Joan's Mad Monarchs This is an old site, but it's a good 'un, and I've never seen it here on MoFi.

It features peculiar plutocrats all the way from Nabonidus of Babylon (c. 539 BC) to Farouk of Egypt (1920-1965).

  • Many fascinating stories there! And the writing style is humorous but sympathetic. Bookmarked for much later perusal. I keep finding myself in operettas where the ubuiquitous prince is played by the ubiquitous clumsy, tongue-tied tenor. "It's the inbreeding" quickly becomes a catchphrase in rehearsal.
  • It is so interesting that countries seemed to have little or no means (interest?) in removing monarchs regardless of their ability to do their jobs. That had to be a pretty big flaw in the system.
  • Heck, here in the present-day U.S. we HAVE procedures in place for it, and we still don't do it. It's that whole rather-bear-those-ills-we-have-than-fly-to-others-that-we-know-not-of, all-experience-hath-shewn-that-mankind-are-more-disposed-to-suffer-while-evils-are-sufferable-than-to-right-themselves-by-abolishing-the-forms-to-which-they-are-accustomed bugaboo.
  • I think it was lodged in the medieval mind that monarchy was inevitable as well as just. Even armed rebellions used to profess loyalty to the very King they were fighting, and claim they merely wanted to appeal to him, or free him from bad counsellors. It dawned on people very slowly that you could actually be against the King. The Swiss turned out to be able to do without their feudal overlords, then the Dutch; then the English found out more or less accidentally that you could actually kill the King, and without crowning a new one too. The rest is history.
  • Outstanding! Fun reading.
  • I suppose you could say that the medieval assumptions about monarchy are like US assumptions about the Constitution - even people who seem objectively to be against the Constitution have to pretend they are all for it and merely want to amend it, or bring out the true intentions behind it, or whatever. Nobody can say; yes, I am against the Constituion, let's just get rid of it, just as nobody in the Middle Ages could say 'I'm against the King, let's get rid of monarchy altogether'.
  • In most monarchies the King was either seen and worshipped as a god, or was legitimized by God (as is/was the case with English/British monarchs). In either case, it was an act of heresy to oppose the crown.
  • King George III: "Bravo. You know, my son, for the first time in my life I have a real fatherly feeling about you. People may say I'm stark raving mad and say the word Penguin after each sentence, but I believe that we two can make Britain Great - you as the Prince Regent and I as King Penguin."
  • These people aren't just mad, they're just plain crazy!

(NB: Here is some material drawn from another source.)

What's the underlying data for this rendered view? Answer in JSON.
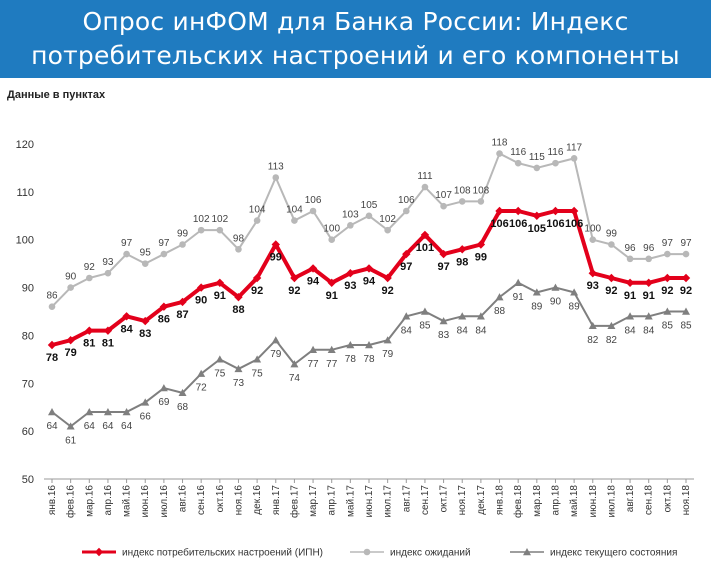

  • I see you trollage Pleg and raise you: Speaking of royal insanity, I see there is a move to change the succession laws to give royal daughters the same place in line to the British throne that sons have. The irony of that amused me, that they are worried about P.C. gender equality when the entire system is a dictionary definition for nepotism. Isn't that like putting a sprinkle of sugar on rat poison? "...some watery tart hands you a scimitar - what basis for a system of government is that..." Good job that Presidents' sons and wives don't get easier access to the job of ruling in the US, eh?
  • No, I sort of agree: if you're going to tinker with the system you might as well get rid of it. If we could just drop the monarchy, or leave it as a constitutional fiction uninhabited by an actual monarch, I'd be happy: but I fear that if the Queen/King was done away with the politicians would foist a President on us, and you only have to think of who it might be to realise that that would not be a turn for the better.